Das Bundessozialgericht (BSG) streitet über die 2001 in Kraft getretene Kürzung von Erwerbsminderungsrenten. Deutschlands oberste Sozialrichter sind sich uneinig darüber, ob die Leistungen auch für unter 60-Jährige reduziert werden dürfen. Am Dienstag erklärte der 5a-Senat des Kasseler Gerichts, dass er solche Rentenabschläge für rechtmäßig hält (Az.: B 5a R 32/07 R u.a.). Ein anderer BSG-Senat hatte darin jedoch bereits 2006 einen Verstoß gegen Gesetz und Verfassung gesehen (Az.: B 4 RA 22/05 R).
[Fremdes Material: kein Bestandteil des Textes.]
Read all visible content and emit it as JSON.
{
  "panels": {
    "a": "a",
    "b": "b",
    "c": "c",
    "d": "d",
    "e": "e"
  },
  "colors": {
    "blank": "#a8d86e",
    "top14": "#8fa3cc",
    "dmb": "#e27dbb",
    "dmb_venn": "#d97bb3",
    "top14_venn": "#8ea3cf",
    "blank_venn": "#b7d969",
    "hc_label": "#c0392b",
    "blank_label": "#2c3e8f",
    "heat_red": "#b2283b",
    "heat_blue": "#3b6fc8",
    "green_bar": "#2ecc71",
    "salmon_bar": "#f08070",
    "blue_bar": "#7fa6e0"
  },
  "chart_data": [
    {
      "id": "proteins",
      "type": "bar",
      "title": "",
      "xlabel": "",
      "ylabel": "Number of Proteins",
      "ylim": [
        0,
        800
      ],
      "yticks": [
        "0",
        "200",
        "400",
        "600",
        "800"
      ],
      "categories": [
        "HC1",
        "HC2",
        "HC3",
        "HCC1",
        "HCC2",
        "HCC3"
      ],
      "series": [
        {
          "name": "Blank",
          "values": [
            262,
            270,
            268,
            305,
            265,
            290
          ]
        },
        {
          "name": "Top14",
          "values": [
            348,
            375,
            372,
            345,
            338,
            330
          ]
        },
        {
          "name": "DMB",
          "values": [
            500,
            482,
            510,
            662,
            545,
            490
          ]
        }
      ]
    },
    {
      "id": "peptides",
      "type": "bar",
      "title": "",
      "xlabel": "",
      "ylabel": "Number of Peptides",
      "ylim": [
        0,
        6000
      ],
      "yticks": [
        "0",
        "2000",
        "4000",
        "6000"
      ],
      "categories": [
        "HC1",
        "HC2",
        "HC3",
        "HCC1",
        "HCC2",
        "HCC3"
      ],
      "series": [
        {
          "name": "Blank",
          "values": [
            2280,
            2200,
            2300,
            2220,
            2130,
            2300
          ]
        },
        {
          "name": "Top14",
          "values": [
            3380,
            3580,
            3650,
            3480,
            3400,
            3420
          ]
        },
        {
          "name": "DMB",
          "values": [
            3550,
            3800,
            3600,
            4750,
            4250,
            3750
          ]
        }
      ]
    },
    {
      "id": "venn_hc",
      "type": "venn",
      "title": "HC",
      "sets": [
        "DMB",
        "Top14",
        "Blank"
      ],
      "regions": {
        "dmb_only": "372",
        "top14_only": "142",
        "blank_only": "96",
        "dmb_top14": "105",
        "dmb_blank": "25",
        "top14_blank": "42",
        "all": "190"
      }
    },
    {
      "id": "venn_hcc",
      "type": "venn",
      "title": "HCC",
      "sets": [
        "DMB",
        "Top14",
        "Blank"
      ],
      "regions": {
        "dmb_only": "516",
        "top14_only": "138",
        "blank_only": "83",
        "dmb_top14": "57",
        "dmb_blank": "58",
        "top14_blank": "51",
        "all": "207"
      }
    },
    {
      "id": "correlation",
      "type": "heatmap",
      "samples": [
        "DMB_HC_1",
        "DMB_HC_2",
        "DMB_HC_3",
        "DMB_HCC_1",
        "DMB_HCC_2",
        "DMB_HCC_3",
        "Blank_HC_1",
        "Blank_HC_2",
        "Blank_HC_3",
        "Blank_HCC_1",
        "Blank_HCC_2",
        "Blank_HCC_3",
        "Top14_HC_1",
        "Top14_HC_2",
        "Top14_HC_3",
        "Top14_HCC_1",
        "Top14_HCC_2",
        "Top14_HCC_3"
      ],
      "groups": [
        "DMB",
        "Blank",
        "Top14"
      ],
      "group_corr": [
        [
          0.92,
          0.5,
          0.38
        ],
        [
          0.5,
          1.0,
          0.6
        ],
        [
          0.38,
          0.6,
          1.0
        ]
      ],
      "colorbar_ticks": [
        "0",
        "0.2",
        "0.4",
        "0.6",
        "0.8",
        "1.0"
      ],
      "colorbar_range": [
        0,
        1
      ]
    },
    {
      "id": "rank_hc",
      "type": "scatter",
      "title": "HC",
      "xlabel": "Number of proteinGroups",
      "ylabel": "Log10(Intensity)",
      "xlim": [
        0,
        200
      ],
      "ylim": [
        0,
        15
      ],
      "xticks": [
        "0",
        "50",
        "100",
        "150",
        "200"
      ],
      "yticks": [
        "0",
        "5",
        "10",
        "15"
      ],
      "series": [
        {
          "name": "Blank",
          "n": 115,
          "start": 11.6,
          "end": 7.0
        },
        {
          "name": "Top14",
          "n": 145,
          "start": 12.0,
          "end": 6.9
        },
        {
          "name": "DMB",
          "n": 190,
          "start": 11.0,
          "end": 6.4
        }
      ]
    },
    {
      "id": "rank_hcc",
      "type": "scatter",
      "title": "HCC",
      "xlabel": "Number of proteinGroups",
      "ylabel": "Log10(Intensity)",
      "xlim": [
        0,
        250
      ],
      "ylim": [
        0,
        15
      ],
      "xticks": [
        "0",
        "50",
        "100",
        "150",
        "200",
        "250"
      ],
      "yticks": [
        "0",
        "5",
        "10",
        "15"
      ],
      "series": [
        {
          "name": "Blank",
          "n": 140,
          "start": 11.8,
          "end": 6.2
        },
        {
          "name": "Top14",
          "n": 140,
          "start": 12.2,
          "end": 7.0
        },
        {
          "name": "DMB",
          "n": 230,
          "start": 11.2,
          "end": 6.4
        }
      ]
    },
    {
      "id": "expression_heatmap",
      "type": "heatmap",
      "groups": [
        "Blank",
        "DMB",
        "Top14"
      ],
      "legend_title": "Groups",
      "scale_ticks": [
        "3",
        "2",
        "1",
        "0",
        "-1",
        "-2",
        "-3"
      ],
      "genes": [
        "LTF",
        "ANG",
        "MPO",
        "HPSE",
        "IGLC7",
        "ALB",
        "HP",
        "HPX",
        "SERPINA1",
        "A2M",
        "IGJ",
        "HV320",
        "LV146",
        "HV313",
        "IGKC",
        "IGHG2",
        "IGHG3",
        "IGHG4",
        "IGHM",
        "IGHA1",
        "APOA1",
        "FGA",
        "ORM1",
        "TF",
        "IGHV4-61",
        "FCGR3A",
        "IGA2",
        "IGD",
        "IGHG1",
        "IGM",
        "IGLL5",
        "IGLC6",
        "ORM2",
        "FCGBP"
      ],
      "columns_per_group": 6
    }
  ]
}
Das Urteil war von der Rentenkasse aber nicht als allgemeingültig anerkannt worden. Nach Angaben des Bundesarbeitsministeriums hätte seine Umsetzung Mehrkosten von 500 Millionen Euro pro Jahr bedeutet. Sollten sich die Bundesrichter jetzt nicht doch noch auf eine gemeinsame Auffassung verständigen können, müsste der Große Senat des BSG entscheiden. Er setzt sich aus dem Gerichtspräsidenten und Vertretern sämtlicher 14 Senate zusammen.

Der Konflikt beruht auf unklaren Formulierungen im Gesetzestext. "Man kann sich ein schöneres Gesetz vorstellen", sagte der Vorsitzende des 5a-Senats, Wolfgang Dreher. Es sei "nicht gerade pflegeleicht anzuwenden." Die unter der von Bundeskanzler Gerhard Schröder geführten rot-grünen Bundesregierung beschlossene Reform sieht Leistungskürzungen von bis zu 10,8 Prozent vor, wenn Erwerbsminderungsrenten vor dem 63. Lebensjahr in Anspruch genommen werden. Gleichzeitig sollten die Leistungen für jüngere Rentner künftig so berechnet werden, als hätten sie schon bis zu ihrem 60. Geburtstag Beiträge gezahlt.

Ob auch sie die Abschläge hinnehmen müssen, ist jedoch nicht eindeutig ausgedrückt. Die Rentenversicherung geht davon aus und zahlt den unter 60-Jährigen, deren Klagen am Dienstag vor dem Bundessozialgericht wurden, deshalb bis zu 45 Euro im Monat weniger aus. "Das ist kein Pappenstiel", befand Senatsvorsitzender Dreher. Dennoch schloss er sich der Sicht der Rentenkasse an. Der Gesetzgeber habe diese Kürzung gewollt und seinen Spielraum damit auch nicht überschritten.

Wegen der widerstreitenden Ansichten im eigenen Haus konnte der Senat kein Urteil fällen, sondern nur einen Beschluss fassen: Die anderen für Rentenfragen zuständigen Richterkollegen werden offiziell gefragt, ob sie an dem alten Urteil festhalten. Das gilt allerdings als eher unwahrscheinlich. Denn der 13. Senat, an den sich die Anfrage richtet, hat die damalige Entscheidung gar nicht getroffen. Das war der 4. Senat, der seit einer Neuordnung der Zuständigkeiten im vergangenen Jahr nicht mehr über Rentenstreitigkeiten urteilen darf.